In February 2025, the government launched a 24-hour helpline and an interactive online platform, Himayati. While women’s rights groups acknowledge these as positive, if overdue, steps, they warn that they are largely performative without a physical, safe, and accessible infrastructure to support the women who reach out for help.


Implications: A Gendered Crisis of Rights

The implications of this policy failure are profound. By failing to provide a safe harbor, the Algerian state is effectively complicit in the continued victimization of its female population.

Diana Eltahawy, Deputy Regional Director for the Middle East and North Africa at Amnesty International, summarized the situation: "More than two decades after Algerian authorities committed to confront the scourge of violence against women and girls, access to shelters remains woefully inadequate and unequal. Women in the centre and south of the country are forced to travel vast distances to reach a shelter—a prohibitive barrier in a country stretching over 2,000 km from north to south."

The legal framework itself remains problematic. While Algeria has ratified the Convention on the Elimination of All Forms of Discrimination against Women (CEDAW), it maintains significant reservations regarding articles that conflict with the national Family Code. This code remains fundamentally discriminatory regarding marriage, divorce, and custody. When the law itself treats women as legal subordinates, the state’s half-hearted approach to protecting them from violence appears less like a failure of execution and more like a reflection of underlying institutional priorities.

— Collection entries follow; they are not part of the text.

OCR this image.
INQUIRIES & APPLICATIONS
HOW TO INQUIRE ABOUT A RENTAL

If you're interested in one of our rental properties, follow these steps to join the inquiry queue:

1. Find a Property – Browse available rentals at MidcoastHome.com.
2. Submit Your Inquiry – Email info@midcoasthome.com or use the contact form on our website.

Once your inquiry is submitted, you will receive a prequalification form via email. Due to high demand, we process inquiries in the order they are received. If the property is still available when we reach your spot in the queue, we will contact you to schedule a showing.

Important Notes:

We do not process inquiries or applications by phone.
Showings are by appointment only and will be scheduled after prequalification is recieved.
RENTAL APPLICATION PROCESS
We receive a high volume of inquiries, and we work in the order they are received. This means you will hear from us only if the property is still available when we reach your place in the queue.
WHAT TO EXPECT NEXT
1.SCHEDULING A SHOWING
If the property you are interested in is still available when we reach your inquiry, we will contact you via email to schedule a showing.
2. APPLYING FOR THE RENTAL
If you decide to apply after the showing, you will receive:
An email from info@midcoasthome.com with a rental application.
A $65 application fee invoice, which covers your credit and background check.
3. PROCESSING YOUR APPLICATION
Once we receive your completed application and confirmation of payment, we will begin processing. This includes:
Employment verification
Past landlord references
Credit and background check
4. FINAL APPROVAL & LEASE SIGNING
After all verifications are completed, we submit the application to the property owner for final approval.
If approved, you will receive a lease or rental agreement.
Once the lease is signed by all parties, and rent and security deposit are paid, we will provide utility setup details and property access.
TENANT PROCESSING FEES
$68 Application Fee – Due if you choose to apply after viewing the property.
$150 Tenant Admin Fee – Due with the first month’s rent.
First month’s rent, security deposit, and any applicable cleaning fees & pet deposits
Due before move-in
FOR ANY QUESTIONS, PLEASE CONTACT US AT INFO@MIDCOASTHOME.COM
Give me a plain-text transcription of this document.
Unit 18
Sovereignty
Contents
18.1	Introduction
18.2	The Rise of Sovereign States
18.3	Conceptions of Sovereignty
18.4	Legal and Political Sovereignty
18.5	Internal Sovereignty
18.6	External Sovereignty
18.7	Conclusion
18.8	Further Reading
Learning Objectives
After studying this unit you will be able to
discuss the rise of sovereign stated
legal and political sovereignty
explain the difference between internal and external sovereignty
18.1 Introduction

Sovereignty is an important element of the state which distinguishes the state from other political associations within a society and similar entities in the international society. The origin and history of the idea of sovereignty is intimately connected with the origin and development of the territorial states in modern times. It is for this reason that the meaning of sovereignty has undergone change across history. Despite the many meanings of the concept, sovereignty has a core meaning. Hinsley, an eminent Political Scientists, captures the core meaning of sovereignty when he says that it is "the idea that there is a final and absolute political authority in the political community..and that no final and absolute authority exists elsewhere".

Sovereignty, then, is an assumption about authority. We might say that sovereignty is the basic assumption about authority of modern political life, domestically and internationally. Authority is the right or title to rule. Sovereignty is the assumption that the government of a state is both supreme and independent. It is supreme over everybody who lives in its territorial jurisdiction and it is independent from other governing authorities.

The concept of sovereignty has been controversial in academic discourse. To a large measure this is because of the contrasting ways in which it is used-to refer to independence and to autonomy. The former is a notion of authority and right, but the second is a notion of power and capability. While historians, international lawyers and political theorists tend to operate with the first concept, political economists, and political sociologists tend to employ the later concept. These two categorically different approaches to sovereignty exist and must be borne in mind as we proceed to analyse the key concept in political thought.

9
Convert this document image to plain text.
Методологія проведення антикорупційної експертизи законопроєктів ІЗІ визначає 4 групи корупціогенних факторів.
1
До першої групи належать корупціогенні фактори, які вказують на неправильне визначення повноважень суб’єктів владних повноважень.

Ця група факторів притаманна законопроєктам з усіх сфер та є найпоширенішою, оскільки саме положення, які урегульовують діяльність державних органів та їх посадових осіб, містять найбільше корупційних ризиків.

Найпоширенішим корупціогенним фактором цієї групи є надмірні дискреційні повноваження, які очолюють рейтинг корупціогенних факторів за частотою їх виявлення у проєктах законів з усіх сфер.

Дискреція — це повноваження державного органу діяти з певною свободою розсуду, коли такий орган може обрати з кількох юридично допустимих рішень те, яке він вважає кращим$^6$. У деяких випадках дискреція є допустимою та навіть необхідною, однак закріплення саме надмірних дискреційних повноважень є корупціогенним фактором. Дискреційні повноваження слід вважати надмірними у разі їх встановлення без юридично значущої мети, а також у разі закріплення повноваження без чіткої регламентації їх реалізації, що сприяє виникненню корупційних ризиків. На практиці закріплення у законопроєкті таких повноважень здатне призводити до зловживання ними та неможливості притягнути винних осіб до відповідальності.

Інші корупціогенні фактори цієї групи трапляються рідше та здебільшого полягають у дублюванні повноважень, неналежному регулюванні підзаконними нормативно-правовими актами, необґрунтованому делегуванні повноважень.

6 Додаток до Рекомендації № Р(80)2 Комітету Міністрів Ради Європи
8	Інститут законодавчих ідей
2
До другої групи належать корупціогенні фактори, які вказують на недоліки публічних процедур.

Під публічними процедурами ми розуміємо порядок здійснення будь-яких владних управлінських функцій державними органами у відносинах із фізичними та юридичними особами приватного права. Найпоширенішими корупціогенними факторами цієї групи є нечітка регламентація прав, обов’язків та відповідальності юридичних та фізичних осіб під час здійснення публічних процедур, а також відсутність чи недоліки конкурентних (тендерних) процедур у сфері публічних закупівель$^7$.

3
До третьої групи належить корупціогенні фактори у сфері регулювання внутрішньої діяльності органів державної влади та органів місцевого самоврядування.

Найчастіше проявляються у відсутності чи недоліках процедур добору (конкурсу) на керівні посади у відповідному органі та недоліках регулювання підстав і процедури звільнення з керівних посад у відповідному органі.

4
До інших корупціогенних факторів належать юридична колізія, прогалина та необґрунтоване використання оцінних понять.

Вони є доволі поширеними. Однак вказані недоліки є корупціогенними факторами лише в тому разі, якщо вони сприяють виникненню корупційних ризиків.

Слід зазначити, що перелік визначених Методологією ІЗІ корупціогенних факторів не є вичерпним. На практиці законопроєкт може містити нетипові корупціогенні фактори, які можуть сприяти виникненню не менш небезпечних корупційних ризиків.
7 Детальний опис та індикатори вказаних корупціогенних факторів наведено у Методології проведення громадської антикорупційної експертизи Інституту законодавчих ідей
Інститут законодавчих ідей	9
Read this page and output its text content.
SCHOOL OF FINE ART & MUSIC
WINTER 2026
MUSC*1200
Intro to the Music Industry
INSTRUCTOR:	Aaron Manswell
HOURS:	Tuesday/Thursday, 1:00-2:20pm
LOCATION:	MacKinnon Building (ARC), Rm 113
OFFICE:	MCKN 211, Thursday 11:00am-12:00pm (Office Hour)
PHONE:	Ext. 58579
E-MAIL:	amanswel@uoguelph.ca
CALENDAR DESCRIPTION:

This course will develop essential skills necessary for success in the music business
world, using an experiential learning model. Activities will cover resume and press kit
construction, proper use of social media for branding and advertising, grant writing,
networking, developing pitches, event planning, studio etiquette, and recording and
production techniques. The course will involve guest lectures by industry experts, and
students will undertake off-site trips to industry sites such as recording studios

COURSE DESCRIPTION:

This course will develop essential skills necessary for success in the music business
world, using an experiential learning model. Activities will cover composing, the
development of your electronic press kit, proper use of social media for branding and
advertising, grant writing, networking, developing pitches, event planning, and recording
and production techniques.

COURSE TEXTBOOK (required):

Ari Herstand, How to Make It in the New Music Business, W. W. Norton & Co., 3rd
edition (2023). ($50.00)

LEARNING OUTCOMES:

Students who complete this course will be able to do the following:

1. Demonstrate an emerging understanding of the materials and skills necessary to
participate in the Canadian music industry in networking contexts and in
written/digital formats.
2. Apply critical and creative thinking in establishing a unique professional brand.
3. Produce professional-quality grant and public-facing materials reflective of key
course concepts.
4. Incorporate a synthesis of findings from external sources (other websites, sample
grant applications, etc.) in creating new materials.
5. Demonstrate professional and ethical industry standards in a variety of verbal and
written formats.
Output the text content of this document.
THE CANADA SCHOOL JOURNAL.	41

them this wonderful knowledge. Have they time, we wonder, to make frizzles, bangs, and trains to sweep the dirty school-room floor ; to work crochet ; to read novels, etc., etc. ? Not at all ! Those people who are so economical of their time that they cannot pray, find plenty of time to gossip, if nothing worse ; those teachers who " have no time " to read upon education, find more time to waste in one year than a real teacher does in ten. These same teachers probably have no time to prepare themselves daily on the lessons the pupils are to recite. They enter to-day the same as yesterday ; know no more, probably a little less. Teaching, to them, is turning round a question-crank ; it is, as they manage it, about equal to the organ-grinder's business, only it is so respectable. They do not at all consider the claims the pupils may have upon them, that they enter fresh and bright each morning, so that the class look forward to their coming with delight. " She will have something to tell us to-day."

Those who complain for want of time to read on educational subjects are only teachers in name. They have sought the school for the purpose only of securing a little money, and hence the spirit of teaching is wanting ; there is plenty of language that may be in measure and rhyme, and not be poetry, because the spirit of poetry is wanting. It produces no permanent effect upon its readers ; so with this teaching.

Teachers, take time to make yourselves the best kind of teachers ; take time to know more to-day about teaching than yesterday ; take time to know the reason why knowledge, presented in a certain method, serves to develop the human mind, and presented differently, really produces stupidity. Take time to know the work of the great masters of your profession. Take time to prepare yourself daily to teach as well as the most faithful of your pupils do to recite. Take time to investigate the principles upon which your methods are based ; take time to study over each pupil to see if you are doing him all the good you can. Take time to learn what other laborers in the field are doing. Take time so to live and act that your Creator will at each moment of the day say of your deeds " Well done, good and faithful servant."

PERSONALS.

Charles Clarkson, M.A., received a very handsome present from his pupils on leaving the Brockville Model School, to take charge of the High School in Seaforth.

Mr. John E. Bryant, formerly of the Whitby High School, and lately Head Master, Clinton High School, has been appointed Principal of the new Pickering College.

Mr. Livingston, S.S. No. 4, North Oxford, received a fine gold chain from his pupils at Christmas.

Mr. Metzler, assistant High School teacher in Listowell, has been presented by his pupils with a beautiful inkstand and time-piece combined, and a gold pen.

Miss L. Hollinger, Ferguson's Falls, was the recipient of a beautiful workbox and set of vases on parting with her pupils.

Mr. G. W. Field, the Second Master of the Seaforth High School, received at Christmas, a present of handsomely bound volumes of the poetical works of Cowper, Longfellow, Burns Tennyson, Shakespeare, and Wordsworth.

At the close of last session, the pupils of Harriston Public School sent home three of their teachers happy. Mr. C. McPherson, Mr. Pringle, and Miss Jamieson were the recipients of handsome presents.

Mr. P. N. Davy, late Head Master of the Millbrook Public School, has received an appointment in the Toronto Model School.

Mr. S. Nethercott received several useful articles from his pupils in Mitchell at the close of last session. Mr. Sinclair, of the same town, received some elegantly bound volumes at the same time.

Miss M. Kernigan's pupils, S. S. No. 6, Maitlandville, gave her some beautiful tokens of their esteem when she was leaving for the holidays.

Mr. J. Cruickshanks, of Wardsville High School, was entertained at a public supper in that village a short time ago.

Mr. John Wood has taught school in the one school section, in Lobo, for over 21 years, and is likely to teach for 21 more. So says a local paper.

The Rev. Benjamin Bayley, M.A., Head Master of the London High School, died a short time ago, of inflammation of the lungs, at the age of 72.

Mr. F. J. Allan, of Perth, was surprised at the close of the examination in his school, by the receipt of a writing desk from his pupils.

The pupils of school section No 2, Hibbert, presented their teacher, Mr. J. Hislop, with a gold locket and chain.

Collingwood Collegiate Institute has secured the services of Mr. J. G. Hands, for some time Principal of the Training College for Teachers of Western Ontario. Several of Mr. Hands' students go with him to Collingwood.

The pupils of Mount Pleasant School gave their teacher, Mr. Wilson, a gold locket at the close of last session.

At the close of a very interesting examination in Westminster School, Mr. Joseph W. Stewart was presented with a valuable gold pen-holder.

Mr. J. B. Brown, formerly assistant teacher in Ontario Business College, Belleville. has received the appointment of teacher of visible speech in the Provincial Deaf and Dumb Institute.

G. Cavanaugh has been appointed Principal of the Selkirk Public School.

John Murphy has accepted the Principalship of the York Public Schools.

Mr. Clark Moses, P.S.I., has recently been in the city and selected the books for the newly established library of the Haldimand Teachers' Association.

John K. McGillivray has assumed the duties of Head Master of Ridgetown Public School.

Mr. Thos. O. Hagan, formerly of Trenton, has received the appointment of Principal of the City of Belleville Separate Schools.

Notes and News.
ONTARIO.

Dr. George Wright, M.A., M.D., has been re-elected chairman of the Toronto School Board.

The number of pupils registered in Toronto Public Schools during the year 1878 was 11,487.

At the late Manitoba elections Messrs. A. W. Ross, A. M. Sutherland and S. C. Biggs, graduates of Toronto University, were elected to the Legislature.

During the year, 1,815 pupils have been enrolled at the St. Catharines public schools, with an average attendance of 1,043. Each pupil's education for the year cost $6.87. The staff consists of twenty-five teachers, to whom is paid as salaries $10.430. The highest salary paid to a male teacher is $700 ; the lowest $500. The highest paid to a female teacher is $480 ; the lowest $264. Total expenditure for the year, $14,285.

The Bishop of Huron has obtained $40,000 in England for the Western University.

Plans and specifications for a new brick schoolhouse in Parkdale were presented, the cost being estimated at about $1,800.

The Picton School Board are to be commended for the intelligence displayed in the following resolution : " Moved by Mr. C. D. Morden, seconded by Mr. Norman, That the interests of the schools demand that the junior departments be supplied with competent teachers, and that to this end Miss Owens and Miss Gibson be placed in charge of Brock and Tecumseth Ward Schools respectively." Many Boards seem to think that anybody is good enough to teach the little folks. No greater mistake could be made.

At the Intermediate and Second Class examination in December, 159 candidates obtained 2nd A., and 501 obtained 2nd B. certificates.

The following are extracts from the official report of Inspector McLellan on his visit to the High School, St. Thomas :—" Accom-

Furthermore, the failure to define marital rape as a criminal offense means that many women seeking shelter are fleeing behavior that the law does not even recognize as a crime, further complicating their path to legal and social protection.

The Path Forward

For the government of Algeria to meet its constitutional mandate and its international human rights obligations, it must take immediate, concrete action:

  1. Immediate Expansion: Rapidly open and staff the promised shelters in all 69 wilayas, prioritizing underserved rural and southern regions.
  2. Removal of Barriers: Amend Decree 15-212 to remove restrictive admission requirements, including age limits and documentation hurdles.
  3. Family-Centric Protection: Revise policies to allow children to accompany their mothers, recognizing them as victims in their own right.
  4. Transparency and Cooperation: Open existing facilities to independent monitoring and share transparent data with civil society to allow for better coordination and victim support.
  5. Legal Reform: Align the Penal Code with international standards, specifically by criminalizing marital rape and removing discriminatory provisions in the Family Code.

The current situation is a violation of the fundamental right to safety. Until the Algerian authorities move beyond empty decrees and toward the creation of a functional, accessible, and transparent shelter network, thousands of women will continue to face the choice between staying in a cycle of violence or living on the streets—a choice no woman should ever have to make.